JasonSilva: I’ve recently gotten . . . I’ve fallen in love with this idea of feedback loops.  One of the things that Rich Doyle, who wrote Darwin’s Pharmacy, talks about is finding ways to become aware, to learn to perceive the feedback loops between our creative and linguistic choices and our consciousness and our experience, in other words, the extraordinary capacity that we have to sculpt and mold our lives, you know, the spaces we inhabit, the people we surround ourselves with.  You know, by curating spaces, by curating circumstance, we essentially coauthor our experience.   

You know, a lot of people go through life thinking that they don't have any control, that life is just happening to them.  But that's not true.  You know, we have a lot more control than we realize, and this extraordinary control comes from the power of feedback loops.  You know, you literally can decide, can almost author an afternoon into being by planning to meet in a certain place with a certain person listening to certain music drinking a certain kind of wine. . . . So it’s like, you know, I decide that I’m going to see the world through rose-colored lenses.  I’m going to be optimistic.  I’m going to look for the beautiful in every possible experience.  That intention, that agency, coupled with action, right, with editorial discernment and saying, “Okay, I’m going to do this.  I’m going to hangout with this person.”  It creates a self-amplifying feedback loop.  In other words, the intention to be optimistic makes me stumble upon all these things that make me feel more optimistic and so on and so forth.  
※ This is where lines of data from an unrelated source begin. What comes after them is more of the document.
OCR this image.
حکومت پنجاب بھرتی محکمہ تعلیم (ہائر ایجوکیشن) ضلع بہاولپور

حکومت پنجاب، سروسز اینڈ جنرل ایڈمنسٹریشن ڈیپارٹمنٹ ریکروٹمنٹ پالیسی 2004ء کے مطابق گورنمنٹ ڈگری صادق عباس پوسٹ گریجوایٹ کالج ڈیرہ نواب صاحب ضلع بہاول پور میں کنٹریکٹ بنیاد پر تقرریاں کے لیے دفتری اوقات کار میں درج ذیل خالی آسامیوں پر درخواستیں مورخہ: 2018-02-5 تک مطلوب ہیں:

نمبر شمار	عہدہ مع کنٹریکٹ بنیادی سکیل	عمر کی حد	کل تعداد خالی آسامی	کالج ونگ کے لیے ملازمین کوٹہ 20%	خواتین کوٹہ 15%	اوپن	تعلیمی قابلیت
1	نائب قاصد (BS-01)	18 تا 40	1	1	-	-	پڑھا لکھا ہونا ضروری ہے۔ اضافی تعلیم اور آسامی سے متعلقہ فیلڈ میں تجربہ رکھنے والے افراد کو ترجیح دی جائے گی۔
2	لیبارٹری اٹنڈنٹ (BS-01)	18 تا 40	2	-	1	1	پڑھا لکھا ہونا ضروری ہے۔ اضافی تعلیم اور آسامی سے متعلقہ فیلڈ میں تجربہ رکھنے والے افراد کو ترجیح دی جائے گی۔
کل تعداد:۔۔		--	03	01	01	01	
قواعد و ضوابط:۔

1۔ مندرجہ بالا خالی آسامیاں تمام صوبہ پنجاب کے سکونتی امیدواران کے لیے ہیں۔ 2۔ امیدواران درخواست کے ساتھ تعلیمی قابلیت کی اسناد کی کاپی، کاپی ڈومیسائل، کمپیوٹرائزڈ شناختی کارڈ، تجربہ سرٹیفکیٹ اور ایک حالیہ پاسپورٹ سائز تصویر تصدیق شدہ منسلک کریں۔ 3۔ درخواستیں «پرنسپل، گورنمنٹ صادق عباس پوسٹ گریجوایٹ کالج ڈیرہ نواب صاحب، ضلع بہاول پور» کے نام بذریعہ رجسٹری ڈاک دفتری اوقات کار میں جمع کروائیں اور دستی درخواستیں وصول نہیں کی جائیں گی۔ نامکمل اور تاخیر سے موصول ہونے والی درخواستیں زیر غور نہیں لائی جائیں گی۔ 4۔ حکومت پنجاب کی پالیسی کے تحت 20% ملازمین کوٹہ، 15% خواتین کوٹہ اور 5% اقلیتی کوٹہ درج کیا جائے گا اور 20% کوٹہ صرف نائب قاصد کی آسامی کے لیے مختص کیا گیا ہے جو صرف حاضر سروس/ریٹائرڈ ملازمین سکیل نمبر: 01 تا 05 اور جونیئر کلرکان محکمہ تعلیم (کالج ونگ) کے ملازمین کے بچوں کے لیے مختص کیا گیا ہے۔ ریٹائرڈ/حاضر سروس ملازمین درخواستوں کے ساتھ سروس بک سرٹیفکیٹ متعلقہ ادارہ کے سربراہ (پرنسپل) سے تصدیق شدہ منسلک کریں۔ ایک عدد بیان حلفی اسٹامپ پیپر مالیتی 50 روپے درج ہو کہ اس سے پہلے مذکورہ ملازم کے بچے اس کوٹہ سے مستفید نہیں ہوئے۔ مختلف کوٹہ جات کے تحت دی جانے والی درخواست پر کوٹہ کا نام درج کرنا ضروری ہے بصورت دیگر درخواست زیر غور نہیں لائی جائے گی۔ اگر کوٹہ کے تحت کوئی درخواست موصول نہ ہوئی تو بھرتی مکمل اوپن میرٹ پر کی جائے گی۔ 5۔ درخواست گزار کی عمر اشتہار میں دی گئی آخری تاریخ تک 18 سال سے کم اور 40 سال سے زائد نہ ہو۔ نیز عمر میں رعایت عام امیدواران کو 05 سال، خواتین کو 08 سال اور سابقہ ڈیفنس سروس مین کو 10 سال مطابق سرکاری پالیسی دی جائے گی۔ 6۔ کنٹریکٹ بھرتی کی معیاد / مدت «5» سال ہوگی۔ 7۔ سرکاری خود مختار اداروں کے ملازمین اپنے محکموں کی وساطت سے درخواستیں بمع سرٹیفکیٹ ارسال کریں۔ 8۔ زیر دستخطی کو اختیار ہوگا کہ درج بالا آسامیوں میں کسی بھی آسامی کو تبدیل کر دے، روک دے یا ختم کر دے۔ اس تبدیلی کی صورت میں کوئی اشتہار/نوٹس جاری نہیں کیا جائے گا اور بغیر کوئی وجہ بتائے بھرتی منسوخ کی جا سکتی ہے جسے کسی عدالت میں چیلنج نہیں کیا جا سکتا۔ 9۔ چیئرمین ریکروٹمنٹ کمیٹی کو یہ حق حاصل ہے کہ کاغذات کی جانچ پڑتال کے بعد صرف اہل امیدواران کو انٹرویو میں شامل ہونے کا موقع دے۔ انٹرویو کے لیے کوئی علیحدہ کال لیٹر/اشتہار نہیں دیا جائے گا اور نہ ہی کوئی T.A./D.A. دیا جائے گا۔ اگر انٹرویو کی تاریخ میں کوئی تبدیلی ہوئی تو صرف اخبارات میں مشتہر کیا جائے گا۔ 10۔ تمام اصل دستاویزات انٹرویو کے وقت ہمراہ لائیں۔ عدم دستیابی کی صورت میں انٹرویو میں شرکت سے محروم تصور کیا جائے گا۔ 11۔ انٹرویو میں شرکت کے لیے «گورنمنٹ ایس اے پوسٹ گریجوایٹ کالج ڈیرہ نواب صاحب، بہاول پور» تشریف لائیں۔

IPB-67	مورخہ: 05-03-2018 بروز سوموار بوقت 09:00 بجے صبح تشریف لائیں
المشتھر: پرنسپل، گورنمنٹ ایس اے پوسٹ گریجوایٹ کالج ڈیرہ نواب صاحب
And there's always going to be the wildcard.  There's always going to be the circumstances you can't plan for.  There's always the unexpected relevance and the serendipity.  But just like that book The Power of Pull talks about, we can funnel the serendipity, or we can channel the serendipity funnel.  We can help engender and engineer serendipity by the choices that we make every moment, right?  So by cultivating rich social networks, by cultivating weak ties, not just close ties but the weak ties, by becoming connectors and by connecting others so that they connect us, we create a world in which these self-amplifying feedback loops feed on top of each other.  So good circumstances lead to other good circumstances which lead to other good circumstances, and each one of them encourages us to then live more openly and participate in that sort of creative flow space.  You can go on and on.  
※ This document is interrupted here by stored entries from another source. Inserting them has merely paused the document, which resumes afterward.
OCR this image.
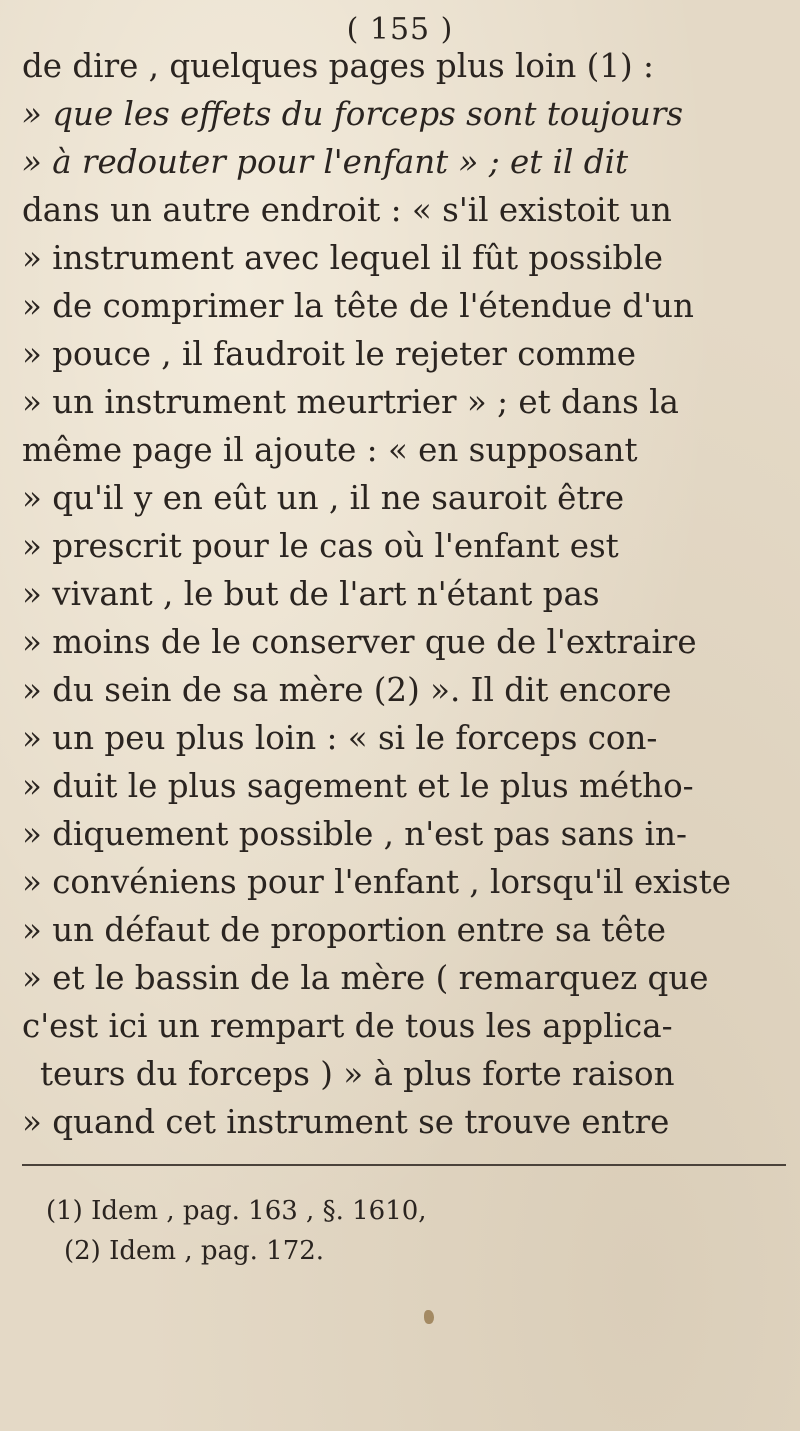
( 155 )
de dire , quelques pages plus loin (1) :
» que les effets du forceps sont toujours
» à redouter pour l'enfant » ; et il dit
dans un autre endroit : « s'il existoit un
» instrument avec lequel il fût possible
» de comprimer la tête de l'étendue d'un
» pouce , il faudroit le rejeter comme
» un instrument meurtrier » ; et dans la
même page il ajoute : « en supposant
» qu'il y en eût un , il ne sauroit être
» prescrit pour le cas où l'enfant est
» vivant , le but de l'art n'étant pas
» moins de le conserver que de l'extraire
» du sein de sa mère (2) ». Il dit encore
» un peu plus loin : « si le forceps con-
» duit le plus sagement et le plus métho-
» diquement possible , n'est pas sans in-
» convéniens pour l'enfant , lorsqu'il existe
» un défaut de proportion entre sa tête
» et le bassin de la mère ( remarquez que
c'est ici un rempart de tous les applica-
teurs du forceps ) » à plus forte raison
» quand cet instrument se trouve entre
(1) Idem , pag. 163 , §. 1610,
(2) Idem , pag. 172.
But that requires, it requires a boldness of character as well because the realization of the dizzying freedom we have to compose our lives -- if I could do anything, right? -- it can be paralyzing.  But I think that if we are able to courageously embrace the uncertainty of that freedom and then exercise, you know, discerning and smart and refined creative and linguistic choices every step of the way, we do have the capacity to turn our lives into a work of art.  And why shouldn't we?